Reputation: 787
I have a simple function for tokenizing words.
import re
def tokenize(string):
return re.split("(\W+)(?<!')",string,re.UNICODE)
In python 2.7 it behaves like this:
In [170]: tokenize('perché.')
Out[170]: ['perch', '\xc3\xa9.', '']
In python 3.5.0 I get this:
In [6]: tokenize('perché.')
Out[6]: ['perché', '.', '']
The problem is that 'é' should not be treated as a character to tokenize. I thoght that re.UNICODE
could be enough to make \W
work in the way I mean?
How to get the same behaviour of python 3.x in python 2.x ?
Upvotes: 1
Views: 402
Reputation: 177610
You'll want to use Unicode strings, but also the third parameter of split
is not flags
, but maxsplit
:
>>> help(re.split)
Help on function split in module re:
split(pattern, string, maxsplit=0, flags=0)
Split the source string by the occurrences of the pattern,
returning a list containing the resulting substrings. If
capturing parentheses are used in pattern, then the text of all
groups in the pattern are also returned as part of the resulting
list.
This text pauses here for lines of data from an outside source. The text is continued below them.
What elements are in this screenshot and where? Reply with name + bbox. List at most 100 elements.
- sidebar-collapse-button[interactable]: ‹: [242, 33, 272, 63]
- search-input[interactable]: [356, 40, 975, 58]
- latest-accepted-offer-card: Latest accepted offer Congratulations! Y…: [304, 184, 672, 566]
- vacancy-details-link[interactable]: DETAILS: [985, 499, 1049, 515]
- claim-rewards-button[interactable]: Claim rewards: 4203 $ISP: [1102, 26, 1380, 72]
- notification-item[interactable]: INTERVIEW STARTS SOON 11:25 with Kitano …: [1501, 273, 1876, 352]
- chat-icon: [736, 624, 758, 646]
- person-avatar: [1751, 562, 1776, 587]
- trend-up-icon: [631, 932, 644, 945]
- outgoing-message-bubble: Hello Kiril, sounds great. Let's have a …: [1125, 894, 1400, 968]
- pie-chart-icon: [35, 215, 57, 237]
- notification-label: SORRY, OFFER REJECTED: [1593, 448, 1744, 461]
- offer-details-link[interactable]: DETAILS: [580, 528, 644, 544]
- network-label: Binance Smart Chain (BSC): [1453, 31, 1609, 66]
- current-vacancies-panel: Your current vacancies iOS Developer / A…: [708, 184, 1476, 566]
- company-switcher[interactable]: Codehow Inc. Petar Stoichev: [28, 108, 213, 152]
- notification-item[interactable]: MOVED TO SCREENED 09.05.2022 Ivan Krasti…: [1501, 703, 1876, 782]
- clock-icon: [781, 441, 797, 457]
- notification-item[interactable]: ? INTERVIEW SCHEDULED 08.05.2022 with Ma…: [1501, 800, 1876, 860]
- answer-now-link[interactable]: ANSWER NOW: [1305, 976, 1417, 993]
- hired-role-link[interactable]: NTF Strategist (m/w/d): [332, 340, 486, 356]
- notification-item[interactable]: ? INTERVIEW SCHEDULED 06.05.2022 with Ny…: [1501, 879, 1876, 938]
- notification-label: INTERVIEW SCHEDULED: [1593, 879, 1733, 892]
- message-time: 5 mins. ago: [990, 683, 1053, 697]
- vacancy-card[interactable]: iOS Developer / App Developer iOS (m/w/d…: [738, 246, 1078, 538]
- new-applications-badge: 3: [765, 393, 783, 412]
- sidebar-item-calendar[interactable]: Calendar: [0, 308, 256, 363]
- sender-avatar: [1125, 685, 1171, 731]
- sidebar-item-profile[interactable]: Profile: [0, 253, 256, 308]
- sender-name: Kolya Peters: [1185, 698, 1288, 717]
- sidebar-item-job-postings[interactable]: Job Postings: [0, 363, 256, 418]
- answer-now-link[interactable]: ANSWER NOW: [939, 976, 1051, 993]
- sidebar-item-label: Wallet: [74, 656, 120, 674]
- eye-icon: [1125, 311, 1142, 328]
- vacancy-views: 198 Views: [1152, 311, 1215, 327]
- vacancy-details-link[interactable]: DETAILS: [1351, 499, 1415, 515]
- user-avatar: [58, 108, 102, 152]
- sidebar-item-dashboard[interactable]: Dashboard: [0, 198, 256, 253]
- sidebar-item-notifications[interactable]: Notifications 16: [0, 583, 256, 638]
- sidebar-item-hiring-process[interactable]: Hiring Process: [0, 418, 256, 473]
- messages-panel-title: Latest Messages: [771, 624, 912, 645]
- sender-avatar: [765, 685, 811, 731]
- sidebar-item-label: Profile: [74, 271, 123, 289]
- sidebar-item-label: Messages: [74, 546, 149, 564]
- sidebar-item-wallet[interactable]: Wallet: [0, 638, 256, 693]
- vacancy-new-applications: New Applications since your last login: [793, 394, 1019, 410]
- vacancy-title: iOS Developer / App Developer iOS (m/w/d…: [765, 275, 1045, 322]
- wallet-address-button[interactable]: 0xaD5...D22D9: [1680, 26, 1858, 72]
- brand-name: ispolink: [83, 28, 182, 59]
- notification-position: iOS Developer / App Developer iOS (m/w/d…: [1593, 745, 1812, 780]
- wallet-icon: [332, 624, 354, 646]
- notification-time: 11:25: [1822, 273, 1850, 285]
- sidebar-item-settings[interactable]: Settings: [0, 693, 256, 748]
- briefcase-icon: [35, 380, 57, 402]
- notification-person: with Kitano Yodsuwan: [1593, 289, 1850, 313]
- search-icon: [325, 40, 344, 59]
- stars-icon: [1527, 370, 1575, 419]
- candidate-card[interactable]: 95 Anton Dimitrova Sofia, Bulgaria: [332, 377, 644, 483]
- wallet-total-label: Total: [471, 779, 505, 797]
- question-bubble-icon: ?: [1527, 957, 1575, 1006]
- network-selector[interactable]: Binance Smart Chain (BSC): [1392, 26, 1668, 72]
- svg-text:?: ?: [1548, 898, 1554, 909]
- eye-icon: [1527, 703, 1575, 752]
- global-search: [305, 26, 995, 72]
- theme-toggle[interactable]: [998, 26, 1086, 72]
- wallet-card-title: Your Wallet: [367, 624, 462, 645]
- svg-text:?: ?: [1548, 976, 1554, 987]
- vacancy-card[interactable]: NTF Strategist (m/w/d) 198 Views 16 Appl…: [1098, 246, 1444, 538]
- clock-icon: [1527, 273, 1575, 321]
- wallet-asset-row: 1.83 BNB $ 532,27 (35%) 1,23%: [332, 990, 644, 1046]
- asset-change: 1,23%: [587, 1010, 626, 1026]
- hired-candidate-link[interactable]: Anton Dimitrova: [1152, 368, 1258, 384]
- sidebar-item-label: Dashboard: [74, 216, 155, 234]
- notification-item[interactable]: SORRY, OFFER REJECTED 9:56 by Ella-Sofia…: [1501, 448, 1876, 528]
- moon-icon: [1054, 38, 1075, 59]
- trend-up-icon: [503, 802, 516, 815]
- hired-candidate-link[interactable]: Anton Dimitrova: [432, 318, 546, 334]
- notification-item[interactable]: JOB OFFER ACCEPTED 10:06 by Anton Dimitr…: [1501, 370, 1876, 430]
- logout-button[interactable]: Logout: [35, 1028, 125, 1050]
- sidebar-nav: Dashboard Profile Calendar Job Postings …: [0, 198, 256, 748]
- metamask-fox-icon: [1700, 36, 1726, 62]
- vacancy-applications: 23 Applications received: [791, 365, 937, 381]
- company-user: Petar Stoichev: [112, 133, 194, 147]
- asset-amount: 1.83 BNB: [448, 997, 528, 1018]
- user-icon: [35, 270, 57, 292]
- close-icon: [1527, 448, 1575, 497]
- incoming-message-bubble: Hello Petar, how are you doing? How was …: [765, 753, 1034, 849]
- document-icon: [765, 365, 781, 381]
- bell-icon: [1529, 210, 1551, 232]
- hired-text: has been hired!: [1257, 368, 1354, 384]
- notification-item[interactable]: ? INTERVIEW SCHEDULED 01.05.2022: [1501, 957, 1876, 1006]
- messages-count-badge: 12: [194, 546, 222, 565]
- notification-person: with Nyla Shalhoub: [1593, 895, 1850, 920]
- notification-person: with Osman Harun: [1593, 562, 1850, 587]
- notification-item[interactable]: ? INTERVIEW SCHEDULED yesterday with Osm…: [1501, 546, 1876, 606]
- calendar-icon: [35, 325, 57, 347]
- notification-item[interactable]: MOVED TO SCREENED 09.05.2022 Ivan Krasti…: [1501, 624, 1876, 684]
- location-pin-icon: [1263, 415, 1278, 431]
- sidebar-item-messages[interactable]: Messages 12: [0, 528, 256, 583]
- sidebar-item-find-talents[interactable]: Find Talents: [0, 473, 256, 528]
If maxsplit is nonzero, at most maxsplit splits occur,
and the remainder of the string is returned as the final element
of the list.
Example:
#!coding:utf8
from __future__ import print_function
import re
def tokenize(string):
return re.split(r"(\W+)(?<!')",string,flags=re.UNICODE)
print(tokenize(u'perché.'))
Output:
C:\>py -2 test.py
[u'perch\xe9', u'.', u'']
C:\>py -3 test.py
['perché', '.', '']
Upvotes: 2